Up (2009)

Posted by on Dec 30, 2011 in Fantasy/Adventure | 0 comments


Disclaimer: A lot more deaths than are typical of Disney, one of which is the saddest since Bambi’s mom.

Up is one of the most unexpected delights ever brought to screen, and in the realm of movies conventionally thought to be intended for youths, may also be the single greatest of its kind to speak to adult couples. But therein also lies a double-edged sword. Kids will most definitely fail to share the same overwhelming enthusiasm of their adult counterparts. They just won’t connect on the same level. That “level” being the title of this collection. In terms of “feeling like a kid again,” Up is a masterpiece.

A frumpy and shy youngster sits in a theater watching a newsreel in what we can only assume precedes an adventure serial in a Saturday matinee. It seems this youngster is infatuated with explorer Charles Muntz (Christopher Plummer), wearing a flight hat and goggles that most closely resemble the real-life hero. He wears them everywhere, using his imagination to create mini adventures in his everyday life and mimicking Muntz’s signature catchphrases and movements.

Even when the scientific community declares Muntz a phony, the boy’s passion never subsides. Instead, he vows to become an explorer himself. It is around this time that the youngster meets a counterpart, an adorably quirky, endlessly courageous, and hilariously talkative young girl who has the same affinity for Muntz, flight, and exploration. (She’s a perfect match to his cowardice and silence.) Together, they become the sole members of an imaginary club in which they log their adventures in a scrapbook.
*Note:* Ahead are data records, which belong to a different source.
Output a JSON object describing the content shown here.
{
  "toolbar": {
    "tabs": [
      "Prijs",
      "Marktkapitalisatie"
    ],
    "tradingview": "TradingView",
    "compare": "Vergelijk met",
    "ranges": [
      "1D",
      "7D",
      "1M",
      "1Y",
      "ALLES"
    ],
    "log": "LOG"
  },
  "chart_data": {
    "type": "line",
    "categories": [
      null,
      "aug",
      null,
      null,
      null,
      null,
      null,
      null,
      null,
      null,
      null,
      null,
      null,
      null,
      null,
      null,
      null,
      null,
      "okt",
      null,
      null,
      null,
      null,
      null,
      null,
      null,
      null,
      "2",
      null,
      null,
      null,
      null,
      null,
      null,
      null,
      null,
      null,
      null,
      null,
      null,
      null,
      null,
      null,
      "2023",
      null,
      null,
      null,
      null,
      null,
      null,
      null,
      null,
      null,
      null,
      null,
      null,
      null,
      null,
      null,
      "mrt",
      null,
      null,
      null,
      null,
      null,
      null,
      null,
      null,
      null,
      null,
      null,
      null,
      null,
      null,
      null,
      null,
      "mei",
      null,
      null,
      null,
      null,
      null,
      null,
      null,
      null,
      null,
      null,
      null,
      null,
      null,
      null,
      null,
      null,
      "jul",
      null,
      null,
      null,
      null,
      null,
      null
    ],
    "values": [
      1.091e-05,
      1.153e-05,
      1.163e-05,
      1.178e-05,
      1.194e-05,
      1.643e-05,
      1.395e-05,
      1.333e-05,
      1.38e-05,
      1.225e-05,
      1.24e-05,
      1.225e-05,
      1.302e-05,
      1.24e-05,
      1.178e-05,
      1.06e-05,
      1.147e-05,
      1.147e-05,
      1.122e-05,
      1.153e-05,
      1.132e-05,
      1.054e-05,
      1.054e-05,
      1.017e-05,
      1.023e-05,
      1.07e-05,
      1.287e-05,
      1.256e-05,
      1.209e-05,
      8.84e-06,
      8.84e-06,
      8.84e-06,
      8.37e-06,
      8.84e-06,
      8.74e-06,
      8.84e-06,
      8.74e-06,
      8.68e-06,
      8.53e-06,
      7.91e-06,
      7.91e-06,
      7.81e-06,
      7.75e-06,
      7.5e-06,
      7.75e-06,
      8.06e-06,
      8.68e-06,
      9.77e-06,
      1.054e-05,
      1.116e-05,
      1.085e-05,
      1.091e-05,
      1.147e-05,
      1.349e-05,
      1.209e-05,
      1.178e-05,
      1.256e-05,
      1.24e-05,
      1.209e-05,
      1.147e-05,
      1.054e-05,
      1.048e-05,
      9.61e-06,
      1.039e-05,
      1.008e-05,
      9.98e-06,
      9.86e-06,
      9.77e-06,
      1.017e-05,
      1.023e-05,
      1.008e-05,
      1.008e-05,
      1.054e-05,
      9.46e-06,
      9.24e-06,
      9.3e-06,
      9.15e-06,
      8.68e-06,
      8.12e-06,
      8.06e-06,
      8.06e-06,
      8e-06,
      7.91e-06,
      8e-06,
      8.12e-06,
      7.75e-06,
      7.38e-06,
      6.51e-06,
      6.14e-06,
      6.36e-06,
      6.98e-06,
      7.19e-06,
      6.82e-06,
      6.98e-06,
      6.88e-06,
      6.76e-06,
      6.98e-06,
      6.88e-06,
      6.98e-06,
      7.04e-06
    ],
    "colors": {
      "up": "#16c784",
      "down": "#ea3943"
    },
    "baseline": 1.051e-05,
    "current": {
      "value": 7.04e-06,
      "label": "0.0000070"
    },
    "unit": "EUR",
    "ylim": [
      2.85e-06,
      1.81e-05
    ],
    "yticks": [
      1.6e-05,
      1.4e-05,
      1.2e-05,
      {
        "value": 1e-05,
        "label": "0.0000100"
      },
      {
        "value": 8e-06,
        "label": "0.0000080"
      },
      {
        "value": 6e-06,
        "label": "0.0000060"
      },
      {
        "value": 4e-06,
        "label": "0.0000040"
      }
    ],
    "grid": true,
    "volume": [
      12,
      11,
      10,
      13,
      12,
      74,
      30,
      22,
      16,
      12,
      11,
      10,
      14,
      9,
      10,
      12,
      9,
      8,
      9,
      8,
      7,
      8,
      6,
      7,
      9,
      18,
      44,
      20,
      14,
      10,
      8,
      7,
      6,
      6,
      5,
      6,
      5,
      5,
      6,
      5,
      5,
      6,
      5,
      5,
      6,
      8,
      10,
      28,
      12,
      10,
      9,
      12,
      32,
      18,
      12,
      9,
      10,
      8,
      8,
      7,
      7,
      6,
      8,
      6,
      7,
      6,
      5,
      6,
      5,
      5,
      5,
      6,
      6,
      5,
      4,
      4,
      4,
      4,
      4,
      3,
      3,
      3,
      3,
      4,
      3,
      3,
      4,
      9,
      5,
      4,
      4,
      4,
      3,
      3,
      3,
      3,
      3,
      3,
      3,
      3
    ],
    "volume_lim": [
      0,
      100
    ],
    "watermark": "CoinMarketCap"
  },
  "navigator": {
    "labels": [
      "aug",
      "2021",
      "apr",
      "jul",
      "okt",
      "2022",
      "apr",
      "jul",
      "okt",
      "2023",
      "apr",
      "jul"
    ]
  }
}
In one of the most masterful montage sequences of the past 50 years, the duo gets married, fixes up a small house, and does all the lovey dovey stuff couples do. She works with animals, and he with balloons. They decide to have kids. She’s infertile. They decide on the adventure route, and save money. But life happens … as does death.

If you’re not easily wowed by the power of cinema, Up will be the one that finally does the trick. I can damn near guarantee that you’ll be in tears within 10 minutes. Up has the most tearjerker opening in the history of film. Period. And most of it is done without a single word of dialogue. If you aren’t impressed by that amazing bit of filmmaking, then nothing will impress you. Jerk.


Now, decades later, Mr. Fredricksen (Ed Asner) spends his days alone. And cantankerous. Just waiting to die. Regretting a life not spent following the dream he and his wife planned together. He’s the kind of character every neighborhood has – the one who yells at kids that step in his yard and is eventually forced to move into a retirement home. It sounds like a bummer of a movie, but don’t worry. It turns around once a determined boy scout (Jordan Nagai) arrives at his door, and they’re suddenly thrust into an unexpected adventure.

With this unlikely duo on a long, up3strange trip, this is Pixar’s attempt at a road movie; both characters have a great deal to learn from each other as they fight and banter. The kid needs a father figure, and the fogey needs … well … anyone. But it’s obviously more of a traditional adventure.

As usual, this is another visual delight from Pixar, starting with the moment thousands of balloons lift Mr. Fredricksen’s inner-city home, to the final moments in a lush jungle. It is likewise a delightful dark comedy, with moments to lighten the mood such as Mr. Fredricksen’s sinister daydream about how he can get rid of the scout.

Kids will find appeal in a colorful, rare bird and a pack of talkative dogs (mostly Dug, voiced by co-director Bob Peterson). Young-uns will find them a riot, no doubt, but I found them rather annoying after a while and their gags pretty cliché. (Though I gotta admit, the line “I just met you … and I love you” was pretty good.)

Also co-directed by Monsters Inc.’s Pete Docter, and drawing inspiration from Sir Arthur Conan Doyle’s Lost World, Up has a little bit of something for kids and teens, and a lot of something for anyone looking to feel like a kid again.